July 6, 2023-number 110
Spoilers
“Minatures”

We have come to another episode of The Twilight Zone that I remember watching as a younger person. I did not remember much about the episode, but I did remember the imagery of the man talking to the dolls in the dollhouse.
It was Robert Duvall playing Charley Parkes, a sad and isolated man who did not have a lot of social skills and who struggled with human interactions. He was a man who found the interaction he needed inside a dollhouse at a museau,
“To the average person, a museum is a place of knowledge, a place of beauty and truth and wonder. Some people come to study, others to contemplate, others to look for the sheer joy of looking. Charley Parkes has his own reasons. He comes to the museum to get away from the world. It isn’t really the sixty-cent cafeteria meal that has drawn him here every day, it’s the fact that here in these strange, cool halls he can be alone for a little while, really and truly alone. Anyway, that’s how it was before he got lost and wandered into the Twilight Zone.“
Robert Duvall does a wonderful job portraying this character. Without that subtle and compelling performance, this episode does not work at all.

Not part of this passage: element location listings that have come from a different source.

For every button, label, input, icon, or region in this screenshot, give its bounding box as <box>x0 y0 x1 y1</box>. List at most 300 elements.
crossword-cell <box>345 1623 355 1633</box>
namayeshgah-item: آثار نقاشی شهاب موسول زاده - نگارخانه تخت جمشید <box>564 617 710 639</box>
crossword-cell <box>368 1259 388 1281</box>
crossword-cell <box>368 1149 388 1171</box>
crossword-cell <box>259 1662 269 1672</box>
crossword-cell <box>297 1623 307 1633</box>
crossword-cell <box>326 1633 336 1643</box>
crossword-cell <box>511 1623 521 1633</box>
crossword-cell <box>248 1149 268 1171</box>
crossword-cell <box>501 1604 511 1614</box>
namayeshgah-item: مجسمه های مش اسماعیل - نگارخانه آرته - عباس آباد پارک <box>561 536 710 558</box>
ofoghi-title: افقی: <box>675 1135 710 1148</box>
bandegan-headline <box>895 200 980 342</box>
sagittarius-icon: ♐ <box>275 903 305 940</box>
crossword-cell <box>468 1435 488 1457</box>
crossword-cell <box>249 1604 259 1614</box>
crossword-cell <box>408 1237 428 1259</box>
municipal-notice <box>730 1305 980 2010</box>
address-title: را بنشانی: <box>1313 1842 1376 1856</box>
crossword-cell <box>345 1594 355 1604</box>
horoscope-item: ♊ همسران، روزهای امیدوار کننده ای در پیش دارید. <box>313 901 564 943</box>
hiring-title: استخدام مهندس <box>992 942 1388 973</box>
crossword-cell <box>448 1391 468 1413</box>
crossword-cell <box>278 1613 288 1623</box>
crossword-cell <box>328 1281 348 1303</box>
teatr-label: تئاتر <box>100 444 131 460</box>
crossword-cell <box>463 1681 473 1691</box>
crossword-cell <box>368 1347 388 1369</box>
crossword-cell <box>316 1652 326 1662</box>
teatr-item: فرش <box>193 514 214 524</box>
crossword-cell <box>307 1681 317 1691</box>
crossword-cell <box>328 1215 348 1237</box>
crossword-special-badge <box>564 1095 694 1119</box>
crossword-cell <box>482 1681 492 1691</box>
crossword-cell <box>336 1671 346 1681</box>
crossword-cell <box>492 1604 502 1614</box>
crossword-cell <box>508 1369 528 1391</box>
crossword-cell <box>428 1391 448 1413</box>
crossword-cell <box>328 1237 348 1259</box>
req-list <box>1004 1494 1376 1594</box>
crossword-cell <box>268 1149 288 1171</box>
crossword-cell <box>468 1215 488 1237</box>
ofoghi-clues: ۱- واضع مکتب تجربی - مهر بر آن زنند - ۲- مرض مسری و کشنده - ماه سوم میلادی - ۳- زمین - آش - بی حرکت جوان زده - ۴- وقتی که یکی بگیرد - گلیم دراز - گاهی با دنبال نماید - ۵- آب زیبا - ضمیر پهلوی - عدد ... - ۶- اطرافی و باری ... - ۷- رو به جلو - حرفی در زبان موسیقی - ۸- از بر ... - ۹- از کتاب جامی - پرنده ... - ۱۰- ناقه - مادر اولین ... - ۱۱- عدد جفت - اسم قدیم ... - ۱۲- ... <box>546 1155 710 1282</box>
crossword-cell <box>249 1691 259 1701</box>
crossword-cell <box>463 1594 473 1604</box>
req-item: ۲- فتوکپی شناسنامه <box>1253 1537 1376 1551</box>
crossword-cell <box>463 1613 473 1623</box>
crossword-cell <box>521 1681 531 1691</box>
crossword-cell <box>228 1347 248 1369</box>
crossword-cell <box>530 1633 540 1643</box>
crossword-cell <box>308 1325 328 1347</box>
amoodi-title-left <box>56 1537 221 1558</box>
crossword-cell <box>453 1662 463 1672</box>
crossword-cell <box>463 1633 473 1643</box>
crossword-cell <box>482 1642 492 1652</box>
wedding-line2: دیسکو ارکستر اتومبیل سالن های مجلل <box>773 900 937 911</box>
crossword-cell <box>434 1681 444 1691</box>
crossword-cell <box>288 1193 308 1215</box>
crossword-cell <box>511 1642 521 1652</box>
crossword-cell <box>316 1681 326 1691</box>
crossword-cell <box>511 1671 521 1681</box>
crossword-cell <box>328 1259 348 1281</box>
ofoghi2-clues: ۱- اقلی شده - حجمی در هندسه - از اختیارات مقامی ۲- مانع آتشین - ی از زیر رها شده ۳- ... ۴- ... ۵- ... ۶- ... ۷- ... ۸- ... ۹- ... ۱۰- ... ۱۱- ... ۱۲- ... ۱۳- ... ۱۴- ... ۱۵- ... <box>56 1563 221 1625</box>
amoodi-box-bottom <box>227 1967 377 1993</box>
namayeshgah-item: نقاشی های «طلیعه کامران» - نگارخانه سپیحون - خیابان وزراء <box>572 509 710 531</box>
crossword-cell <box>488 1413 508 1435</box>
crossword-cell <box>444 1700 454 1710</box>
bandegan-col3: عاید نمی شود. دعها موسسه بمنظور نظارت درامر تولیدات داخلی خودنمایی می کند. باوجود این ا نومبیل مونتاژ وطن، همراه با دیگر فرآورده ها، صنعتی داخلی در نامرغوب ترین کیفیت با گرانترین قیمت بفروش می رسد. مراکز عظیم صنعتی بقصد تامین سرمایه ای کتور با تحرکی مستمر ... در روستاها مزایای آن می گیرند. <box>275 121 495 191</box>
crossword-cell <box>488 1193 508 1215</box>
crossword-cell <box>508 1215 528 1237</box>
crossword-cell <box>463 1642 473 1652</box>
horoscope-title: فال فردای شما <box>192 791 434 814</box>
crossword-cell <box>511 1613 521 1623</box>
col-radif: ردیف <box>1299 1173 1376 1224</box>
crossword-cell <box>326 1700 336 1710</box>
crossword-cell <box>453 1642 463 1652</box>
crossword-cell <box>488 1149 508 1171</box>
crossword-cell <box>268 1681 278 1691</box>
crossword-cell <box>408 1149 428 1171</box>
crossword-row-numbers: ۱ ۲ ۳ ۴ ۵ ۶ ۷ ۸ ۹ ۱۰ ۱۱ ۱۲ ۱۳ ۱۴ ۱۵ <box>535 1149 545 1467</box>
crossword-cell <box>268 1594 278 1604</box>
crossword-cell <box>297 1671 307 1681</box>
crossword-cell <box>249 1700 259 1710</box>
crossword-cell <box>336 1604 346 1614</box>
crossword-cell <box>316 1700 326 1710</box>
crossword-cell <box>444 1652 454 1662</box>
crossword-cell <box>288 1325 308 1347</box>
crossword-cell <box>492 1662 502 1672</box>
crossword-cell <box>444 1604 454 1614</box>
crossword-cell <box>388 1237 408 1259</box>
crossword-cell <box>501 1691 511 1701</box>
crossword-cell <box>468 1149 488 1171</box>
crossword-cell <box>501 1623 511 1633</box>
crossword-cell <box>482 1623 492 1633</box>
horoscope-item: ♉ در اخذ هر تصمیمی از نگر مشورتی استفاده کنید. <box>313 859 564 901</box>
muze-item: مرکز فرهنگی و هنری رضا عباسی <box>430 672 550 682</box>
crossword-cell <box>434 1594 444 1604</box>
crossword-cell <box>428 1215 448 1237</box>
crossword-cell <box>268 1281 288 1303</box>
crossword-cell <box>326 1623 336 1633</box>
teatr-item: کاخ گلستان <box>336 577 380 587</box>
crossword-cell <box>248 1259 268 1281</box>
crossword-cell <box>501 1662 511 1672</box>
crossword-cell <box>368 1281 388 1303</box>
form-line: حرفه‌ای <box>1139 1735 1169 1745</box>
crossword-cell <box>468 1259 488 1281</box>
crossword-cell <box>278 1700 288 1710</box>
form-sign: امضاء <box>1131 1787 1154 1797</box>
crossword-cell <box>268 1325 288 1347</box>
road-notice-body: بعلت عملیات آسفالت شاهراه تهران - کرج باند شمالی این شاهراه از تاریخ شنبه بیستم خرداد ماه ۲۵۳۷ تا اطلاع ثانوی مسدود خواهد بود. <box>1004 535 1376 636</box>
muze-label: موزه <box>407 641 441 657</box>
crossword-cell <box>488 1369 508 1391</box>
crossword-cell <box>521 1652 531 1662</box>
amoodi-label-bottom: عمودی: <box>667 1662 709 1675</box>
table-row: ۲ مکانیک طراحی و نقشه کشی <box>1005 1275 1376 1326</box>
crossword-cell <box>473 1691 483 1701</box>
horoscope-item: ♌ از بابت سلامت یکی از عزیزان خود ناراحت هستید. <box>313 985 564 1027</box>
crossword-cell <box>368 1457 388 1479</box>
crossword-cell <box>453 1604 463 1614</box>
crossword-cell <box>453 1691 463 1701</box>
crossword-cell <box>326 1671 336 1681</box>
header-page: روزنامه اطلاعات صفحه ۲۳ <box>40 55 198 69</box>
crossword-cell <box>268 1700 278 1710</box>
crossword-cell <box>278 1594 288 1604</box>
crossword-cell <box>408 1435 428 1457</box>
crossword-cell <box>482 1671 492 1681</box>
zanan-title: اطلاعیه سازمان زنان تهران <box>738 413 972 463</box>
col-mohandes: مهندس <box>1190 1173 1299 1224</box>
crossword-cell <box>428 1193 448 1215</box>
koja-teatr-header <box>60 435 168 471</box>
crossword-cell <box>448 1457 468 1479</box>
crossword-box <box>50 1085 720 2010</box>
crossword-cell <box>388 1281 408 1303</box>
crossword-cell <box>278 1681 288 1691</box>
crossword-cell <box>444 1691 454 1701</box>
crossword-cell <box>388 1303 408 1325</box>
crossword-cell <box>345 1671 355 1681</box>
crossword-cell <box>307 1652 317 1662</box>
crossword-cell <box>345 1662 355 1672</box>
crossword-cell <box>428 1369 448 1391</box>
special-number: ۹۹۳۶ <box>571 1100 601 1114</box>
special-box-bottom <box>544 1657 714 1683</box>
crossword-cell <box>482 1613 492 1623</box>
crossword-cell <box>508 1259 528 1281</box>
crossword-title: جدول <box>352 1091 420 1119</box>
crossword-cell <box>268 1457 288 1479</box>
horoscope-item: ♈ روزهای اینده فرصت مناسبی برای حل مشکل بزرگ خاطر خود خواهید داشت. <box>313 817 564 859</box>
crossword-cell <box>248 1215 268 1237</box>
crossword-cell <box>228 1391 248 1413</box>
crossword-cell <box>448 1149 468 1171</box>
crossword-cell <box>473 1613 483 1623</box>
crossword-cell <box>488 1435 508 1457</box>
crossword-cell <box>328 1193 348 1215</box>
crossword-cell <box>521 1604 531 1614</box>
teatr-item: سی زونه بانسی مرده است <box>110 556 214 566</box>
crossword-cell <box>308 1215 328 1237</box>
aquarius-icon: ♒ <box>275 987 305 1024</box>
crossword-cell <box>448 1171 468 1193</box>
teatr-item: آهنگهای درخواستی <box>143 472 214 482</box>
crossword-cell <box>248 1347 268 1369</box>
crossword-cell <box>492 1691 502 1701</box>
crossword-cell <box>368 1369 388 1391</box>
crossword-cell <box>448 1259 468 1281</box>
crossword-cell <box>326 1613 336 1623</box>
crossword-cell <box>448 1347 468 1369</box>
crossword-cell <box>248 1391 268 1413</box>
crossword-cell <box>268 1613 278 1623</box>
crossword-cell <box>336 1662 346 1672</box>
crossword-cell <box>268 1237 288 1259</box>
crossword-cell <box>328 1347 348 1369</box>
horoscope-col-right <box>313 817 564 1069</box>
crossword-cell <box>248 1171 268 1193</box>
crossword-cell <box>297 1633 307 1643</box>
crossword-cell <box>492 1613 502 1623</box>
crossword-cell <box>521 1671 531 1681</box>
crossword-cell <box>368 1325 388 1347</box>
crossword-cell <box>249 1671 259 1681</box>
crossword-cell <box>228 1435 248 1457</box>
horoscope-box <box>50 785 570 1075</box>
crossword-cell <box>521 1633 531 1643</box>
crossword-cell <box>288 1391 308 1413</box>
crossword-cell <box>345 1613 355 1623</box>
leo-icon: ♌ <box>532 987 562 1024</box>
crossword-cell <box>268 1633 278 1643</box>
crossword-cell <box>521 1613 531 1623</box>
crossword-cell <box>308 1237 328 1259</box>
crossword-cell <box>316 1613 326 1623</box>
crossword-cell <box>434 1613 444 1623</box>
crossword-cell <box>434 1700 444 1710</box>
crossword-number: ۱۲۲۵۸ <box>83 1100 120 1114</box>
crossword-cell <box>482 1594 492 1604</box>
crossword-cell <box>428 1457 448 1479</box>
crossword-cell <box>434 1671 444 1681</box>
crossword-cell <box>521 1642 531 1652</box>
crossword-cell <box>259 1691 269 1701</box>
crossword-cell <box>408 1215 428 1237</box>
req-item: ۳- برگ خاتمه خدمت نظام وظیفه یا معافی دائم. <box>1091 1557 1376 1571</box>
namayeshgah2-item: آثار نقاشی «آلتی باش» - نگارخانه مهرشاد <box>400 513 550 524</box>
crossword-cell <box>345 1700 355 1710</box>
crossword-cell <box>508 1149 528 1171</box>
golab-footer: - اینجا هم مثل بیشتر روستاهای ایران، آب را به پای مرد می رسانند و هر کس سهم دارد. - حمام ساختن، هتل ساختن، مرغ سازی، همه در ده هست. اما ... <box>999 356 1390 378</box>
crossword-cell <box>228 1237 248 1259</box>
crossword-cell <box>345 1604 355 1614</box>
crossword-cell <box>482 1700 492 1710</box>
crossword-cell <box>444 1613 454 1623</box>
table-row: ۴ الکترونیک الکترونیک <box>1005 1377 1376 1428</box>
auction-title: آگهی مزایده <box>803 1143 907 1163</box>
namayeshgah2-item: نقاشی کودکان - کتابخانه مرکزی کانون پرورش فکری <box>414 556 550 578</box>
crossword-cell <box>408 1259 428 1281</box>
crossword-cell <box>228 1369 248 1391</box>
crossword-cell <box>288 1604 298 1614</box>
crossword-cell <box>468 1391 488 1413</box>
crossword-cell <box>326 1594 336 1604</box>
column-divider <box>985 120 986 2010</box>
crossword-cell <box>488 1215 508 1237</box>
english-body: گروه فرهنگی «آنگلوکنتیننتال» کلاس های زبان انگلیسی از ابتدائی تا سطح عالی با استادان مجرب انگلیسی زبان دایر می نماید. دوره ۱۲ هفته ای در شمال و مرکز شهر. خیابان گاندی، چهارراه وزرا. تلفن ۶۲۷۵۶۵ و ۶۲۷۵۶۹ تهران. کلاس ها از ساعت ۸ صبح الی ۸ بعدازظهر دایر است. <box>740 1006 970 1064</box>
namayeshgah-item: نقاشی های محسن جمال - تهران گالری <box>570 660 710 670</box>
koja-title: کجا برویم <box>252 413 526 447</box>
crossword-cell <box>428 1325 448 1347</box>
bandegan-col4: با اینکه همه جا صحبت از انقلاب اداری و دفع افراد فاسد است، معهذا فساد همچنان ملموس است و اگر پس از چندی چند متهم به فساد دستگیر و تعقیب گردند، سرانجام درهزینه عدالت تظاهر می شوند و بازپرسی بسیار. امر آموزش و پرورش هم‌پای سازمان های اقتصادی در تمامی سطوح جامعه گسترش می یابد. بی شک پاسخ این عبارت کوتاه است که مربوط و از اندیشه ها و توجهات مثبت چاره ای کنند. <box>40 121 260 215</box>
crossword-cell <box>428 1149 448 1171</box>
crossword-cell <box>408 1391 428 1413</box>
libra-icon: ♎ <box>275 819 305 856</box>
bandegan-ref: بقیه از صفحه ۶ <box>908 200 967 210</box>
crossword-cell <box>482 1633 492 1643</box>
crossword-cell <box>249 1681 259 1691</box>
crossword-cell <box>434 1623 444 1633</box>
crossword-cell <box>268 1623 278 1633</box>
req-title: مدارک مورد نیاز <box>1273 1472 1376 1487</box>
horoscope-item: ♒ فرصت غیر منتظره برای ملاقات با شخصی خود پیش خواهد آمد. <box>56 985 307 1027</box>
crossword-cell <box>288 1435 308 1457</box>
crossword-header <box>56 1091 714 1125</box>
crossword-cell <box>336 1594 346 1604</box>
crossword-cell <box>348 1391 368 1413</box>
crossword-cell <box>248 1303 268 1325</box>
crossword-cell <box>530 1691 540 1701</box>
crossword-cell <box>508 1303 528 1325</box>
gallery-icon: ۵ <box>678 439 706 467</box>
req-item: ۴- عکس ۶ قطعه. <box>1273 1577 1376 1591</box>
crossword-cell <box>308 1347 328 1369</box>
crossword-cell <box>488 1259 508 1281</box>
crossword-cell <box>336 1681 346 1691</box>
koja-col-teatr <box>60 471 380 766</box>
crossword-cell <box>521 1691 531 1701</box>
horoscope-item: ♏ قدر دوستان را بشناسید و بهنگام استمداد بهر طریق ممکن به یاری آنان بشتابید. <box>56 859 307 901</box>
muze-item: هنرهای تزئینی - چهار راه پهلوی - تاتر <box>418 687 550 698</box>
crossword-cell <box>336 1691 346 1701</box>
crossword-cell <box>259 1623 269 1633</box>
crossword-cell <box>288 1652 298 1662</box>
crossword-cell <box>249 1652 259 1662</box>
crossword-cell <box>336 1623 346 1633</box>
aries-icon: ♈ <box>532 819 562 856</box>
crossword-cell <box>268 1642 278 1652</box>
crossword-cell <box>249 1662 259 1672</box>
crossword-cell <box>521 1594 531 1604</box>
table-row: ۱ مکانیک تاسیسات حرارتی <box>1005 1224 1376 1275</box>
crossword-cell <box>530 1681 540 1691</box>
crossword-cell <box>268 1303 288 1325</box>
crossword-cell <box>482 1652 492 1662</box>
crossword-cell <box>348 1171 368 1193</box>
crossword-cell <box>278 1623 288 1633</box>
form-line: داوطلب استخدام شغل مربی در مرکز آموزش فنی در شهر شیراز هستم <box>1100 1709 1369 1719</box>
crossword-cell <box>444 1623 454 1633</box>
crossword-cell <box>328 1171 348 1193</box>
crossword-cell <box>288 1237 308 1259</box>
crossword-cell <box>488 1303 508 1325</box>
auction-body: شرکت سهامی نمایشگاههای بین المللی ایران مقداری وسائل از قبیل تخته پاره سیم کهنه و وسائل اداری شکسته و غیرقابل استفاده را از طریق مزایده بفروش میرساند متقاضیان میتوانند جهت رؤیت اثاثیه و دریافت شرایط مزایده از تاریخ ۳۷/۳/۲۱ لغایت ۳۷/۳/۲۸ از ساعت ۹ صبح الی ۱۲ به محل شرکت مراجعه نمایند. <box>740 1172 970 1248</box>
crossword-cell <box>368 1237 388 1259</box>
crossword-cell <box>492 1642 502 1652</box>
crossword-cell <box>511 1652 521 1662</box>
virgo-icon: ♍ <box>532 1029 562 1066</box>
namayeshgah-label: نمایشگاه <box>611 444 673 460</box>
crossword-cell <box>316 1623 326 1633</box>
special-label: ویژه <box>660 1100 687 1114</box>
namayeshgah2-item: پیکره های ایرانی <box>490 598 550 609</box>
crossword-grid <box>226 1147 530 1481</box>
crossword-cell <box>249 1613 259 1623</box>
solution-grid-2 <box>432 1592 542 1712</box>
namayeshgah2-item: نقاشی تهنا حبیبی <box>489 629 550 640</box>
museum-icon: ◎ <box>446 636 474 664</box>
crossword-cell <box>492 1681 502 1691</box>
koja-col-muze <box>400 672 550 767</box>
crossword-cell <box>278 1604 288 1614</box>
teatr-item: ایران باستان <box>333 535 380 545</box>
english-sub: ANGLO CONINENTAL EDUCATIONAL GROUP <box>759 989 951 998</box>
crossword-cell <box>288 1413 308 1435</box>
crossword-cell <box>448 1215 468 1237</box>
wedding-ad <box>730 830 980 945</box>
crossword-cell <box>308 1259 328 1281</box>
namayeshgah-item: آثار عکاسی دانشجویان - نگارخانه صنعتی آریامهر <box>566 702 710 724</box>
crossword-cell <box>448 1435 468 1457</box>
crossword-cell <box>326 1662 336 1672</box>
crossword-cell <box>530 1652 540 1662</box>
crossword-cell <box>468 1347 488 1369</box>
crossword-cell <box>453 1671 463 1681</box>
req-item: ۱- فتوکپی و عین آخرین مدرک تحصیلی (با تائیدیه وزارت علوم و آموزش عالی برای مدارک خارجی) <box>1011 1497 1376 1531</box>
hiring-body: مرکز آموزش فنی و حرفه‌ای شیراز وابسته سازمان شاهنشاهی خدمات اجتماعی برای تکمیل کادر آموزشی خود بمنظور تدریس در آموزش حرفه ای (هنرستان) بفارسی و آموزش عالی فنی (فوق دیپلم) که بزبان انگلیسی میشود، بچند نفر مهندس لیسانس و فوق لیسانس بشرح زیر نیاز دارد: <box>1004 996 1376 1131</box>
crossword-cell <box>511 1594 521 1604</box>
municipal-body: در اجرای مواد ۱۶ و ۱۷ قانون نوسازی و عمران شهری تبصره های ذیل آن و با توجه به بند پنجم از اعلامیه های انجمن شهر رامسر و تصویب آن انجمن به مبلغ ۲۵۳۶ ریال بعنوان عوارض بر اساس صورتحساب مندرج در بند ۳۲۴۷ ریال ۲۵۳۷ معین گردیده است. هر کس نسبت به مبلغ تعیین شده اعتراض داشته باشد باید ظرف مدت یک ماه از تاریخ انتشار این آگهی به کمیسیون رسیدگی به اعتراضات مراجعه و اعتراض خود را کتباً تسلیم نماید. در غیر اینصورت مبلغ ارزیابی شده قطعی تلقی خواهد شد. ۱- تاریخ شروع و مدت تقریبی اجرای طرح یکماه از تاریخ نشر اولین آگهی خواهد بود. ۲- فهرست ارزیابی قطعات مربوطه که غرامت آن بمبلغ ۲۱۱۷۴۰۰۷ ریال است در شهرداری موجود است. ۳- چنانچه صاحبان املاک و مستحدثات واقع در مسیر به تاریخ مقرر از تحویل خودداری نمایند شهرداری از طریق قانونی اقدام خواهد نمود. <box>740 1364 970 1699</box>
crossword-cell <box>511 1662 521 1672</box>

Charley’s family, including his mother, try to help Charley with his shyness and withdrawn behavior by setting him up on a date and encouraging him to get a job. Charley had been let go of his most recent job because he did not fit in and it was implied that this had happened before.

Charley becomes obsessed with the wooden doll in the miniature dollhouse and spent all his time sitting and talking to it. More things begin to happen as another doll arrives and tries to push himself on the woman doll. This led to Charley breaking the glass on the case to try and stop him and ends up with Charley committed to a mental hospital.
Charley plays his doctor, convincing him that he was all better and that he realized that the doll was not real. Charley sneaked out from his mother’s apartment and went back to the museum. The doctor and Charley’s family went to the museum to confront him, but they never found him. Well, a security guard did see Charley…
“They never found Charley Parkes, because the guard didn’t tell them what he saw in the glass case. He knew what they’d say and he knew they’d be right too, because seeing is not always believing, especially if what you see happens to be an odd corner of the Twilight Zone“
Charley wound up in the dollhouse with the wooden doll, escaping the world he was uncomfortable in for one of fantasy where he was comfortable.
It is a great twist at the end and a good end to the story. We would probably place a character like Charley on the Autism Spectrum in today’s world and Duvall’s portrayal is top tier. Maybe the messaging of the episode is a bit off- you can escape your troubles by diving into your own fantasy, but there is no denying that this is a well acted and engaging tale.